Question

Find out the common multiples of \[5\] and \[6\]. Write the smallest multiple.

Answer 1

Hint:A multiple is the product of any quantity and an integer. For example, we can say that \[b\] is a multiple of \[a\] if \[b = na\], \[n\] is an integer called a multiplier. First, we will write the multiples of \[5\]and \[6\]. Then select the common multiples and out of that we will choose the smallest multiple.

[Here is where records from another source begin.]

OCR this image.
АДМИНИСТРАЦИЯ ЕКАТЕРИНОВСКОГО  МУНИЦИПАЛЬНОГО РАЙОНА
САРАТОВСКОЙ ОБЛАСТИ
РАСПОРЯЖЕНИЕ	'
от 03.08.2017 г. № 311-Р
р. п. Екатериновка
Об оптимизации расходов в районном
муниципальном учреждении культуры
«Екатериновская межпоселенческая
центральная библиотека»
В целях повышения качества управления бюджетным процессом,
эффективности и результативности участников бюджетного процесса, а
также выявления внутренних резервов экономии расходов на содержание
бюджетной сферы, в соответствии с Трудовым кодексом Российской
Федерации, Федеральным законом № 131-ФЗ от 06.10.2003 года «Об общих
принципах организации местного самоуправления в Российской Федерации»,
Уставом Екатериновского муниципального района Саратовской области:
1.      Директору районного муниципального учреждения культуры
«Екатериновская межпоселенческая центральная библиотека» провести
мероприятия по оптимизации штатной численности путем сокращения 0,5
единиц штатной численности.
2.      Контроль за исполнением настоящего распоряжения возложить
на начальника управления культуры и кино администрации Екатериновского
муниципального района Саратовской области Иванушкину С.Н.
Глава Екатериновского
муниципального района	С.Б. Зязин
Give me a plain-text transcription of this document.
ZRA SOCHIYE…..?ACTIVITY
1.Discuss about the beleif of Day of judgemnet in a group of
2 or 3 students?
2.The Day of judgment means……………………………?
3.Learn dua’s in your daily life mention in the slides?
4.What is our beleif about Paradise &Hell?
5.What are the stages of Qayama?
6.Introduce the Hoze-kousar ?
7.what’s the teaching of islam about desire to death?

Complete step by step solution:
Multiples of \[5\]: \[5,10,15,20,25,30,35,40,45,50,55,60......\]
These are found by multiplying \[5\] with integers such as \[1,2,3,4,5,6,7,8,9,10,11,12....\], that are called the multipliers.
Similarly, multiples of \[6\]: \[6,12,18,24,30,36,42,48,54,60,66,72,.....\]
These are found by multiplying \[6\] with integers such as \[1,2,3,4,5,6,7,8,9,10,11,12....\]
Now we will choose the common multiples. So, the common multiples of \[5\] and \[6\]are: \[30,60.....\]
Among these the smallest common multiple is: \[30\].
We can also find the smallest multiple directly by taking the LCM of \[5\] and \[6\]which is equal to:
\[5 \times 6 = 30\].
If we want to find more common multiples then we can find by listing more multiples of each and then taking out the common from them. But that will be a very lengthy process. In order to avoid this, we can take the first common multiple and then multiply that common multiple by integers to get a more common multiple.
For example, here the smallest common multiple is \[30\]. Now to find more common multiples we can multiply \[30\] by integers such as \[2,3,4,5,.....\]. The resulting numbers will be the common multiples of both \[5\] and \[6\].

Note:
One important point to note is that there is a difference between the factors and multiples of a number. Factors are the numbers by which the given number is completely divisible. Multiples of a number are the numbers which are completely divisible by the given number. Factors are always less than or equal to the given number whereas multiples are either equal or greater than the given number.